Man On The Moon III : The Chosen

Kid Cudi

Republic Records  |  2020
9 / 10
par Nico P  |  le 23 décembre 2020

Les concept albums ont ceci d'intéressant : ils en disent bien davantage sur leurs auteurs que ce que ces derniers prétendent. Ici, on parlera de gigantesque opéra rock, là, d’une envie de repousser les limites, ou pourquoi pas, de simplement faire souffler un vent de liberté dans une carrière étriquée. Mais à chaque fois, quelque chose de plus intime se niche au cœur même du processus. Quand Paul McCartney signe, en 1970, le premier volet de McCartney, et dix ans plus tard le deuxième, il relie certes les deux disques au travers du prisme du dépouillement, jouant de chaque instrument lui-même, et de la liberté, ne s'imposant aucune règle, aucun format, aucun standard. Mais aussi, il marque à chaque fois une rupture nette et franche avec le passé, envisageant plus sereinement, librement l'avenir. Et quand en 2020, donc quarante années plus tard, il signe un troisième volet, c’est encore une fois avec cette idée derrière la tête (être seul) mais aussi, prophète, pour clore un nouveau chapitre, le dernier.

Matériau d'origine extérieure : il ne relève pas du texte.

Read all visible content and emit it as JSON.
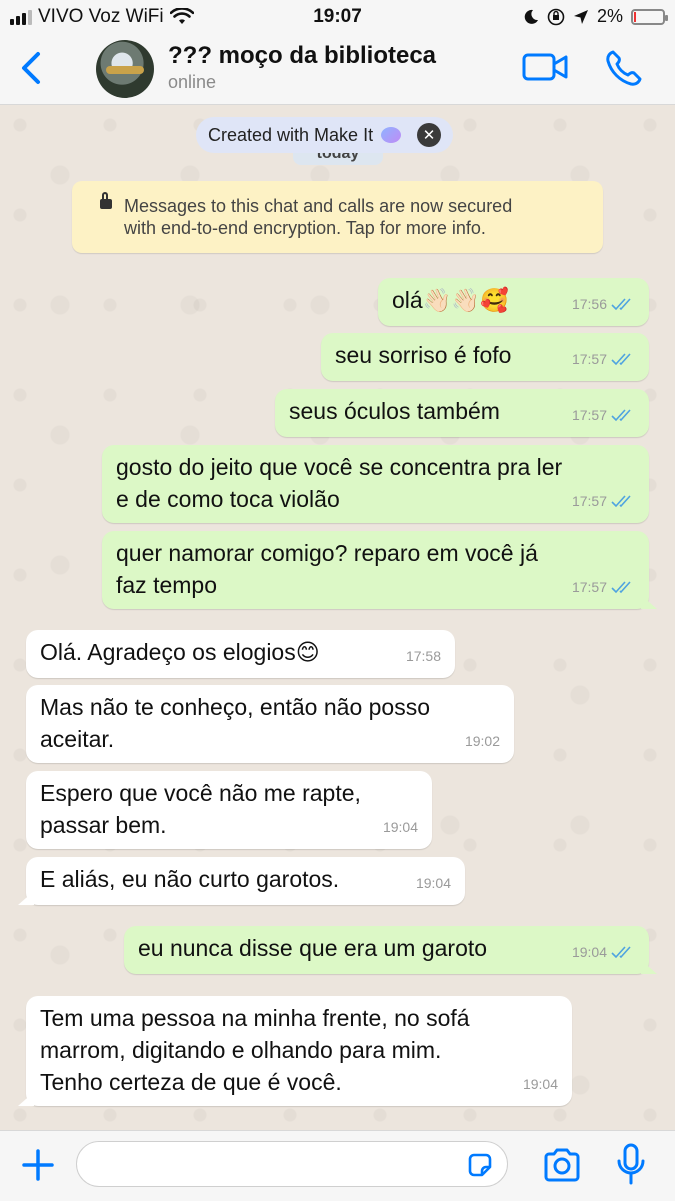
{
  "status_bar": {
    "carrier": "VIVO Voz WiFi",
    "time": "19:07",
    "battery": "2%",
    "battery_level": 0.02
  },
  "header": {
    "contact_name": "??? moço da biblioteca",
    "status": "online",
    "icons": [
      "back-chevron-icon",
      "video-call-icon",
      "phone-icon"
    ],
    "accent_color": "#007aff"
  },
  "banner": {
    "label": "Created with Make It",
    "date_label": "today"
  },
  "notice": {
    "text": "Messages to this chat and calls are now secured\nwith end-to-end encryption. Tap for more info."
  },
  "messages": [
    {
      "dir": "out",
      "text": "olá👋🏻👋🏻🥰",
      "time": "17:56",
      "read": true
    },
    {
      "dir": "out",
      "text": "seu sorriso é fofo",
      "time": "17:57",
      "read": true
    },
    {
      "dir": "out",
      "text": "seus óculos também",
      "time": "17:57",
      "read": true
    },
    {
      "dir": "out",
      "text": "gosto do jeito que você se concentra pra ler\ne de como toca violão",
      "time": "17:57",
      "read": true
    },
    {
      "dir": "out",
      "text": "quer namorar comigo? reparo em você já\nfaz tempo",
      "time": "17:57",
      "read": true
    },
    {
      "dir": "in",
      "text": "Olá. Agradeço os elogios😊",
      "time": "17:58"
    },
    {
      "dir": "in",
      "text": "Mas não te conheço, então não posso\naceitar.",
      "time": "19:02"
    },
    {
      "dir": "in",
      "text": "Espero que você não me rapte,\npassar bem.",
      "time": "19:04"
    },
    {
      "dir": "in",
      "text": "E aliás, eu não curto garotos.",
      "time": "19:04"
    },
    {
      "dir": "out",
      "text": "eu nunca disse que era um garoto",
      "time": "19:04",
      "read": true
    },
    {
      "dir": "in",
      "text": "Tem uma pessoa na minha frente, no sofá\nmarrom, digitando e olhando para mim.\nTenho certeza de que é você.",
      "time": "19:04"
    }
  ],
  "input": {
    "value": "",
    "icons": [
      "plus-icon",
      "sticker-icon",
      "camera-icon",
      "microphone-icon"
    ]
  },
  "colors": {
    "outgoing_bubble": "#dcf8c6",
    "incoming_bubble": "#ffffff",
    "read_ticks": "#4fa3e0",
    "chat_background": "#ece5dd"
  }
}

Kid Cudi ne fonctionne pas autrement. Derrière le concept de Man On The Moon : lui-même. Ce qui est à la fois plutôt léger (les artistes aiment parler d’eux, d’une façon ou d’une autre) et paradoxalement puissant (peu le font avec honnêteté). Man on the Moon: The End of Day (2009) et Man on the Moon II: The Legend of Mr. Rager (2010) avaient pour eux le mérite de ne jamais avancer masqués, ou si peu : ivresse, drogues, paranoïa, détresse, perte de repères, femmes, potes, souffrances, espoirs, dérives et pouvoirs… Scott Mescudi ne s’interdisait rien, et le fait est que derrière la façade du jeune prodige cool et bien dans ses baskets (en édition limitée), oui, il y avait quelqu’un de plus sombre, de plus triste. Cela ne fait pas les grands albums, mais certainement les meilleurs artistes.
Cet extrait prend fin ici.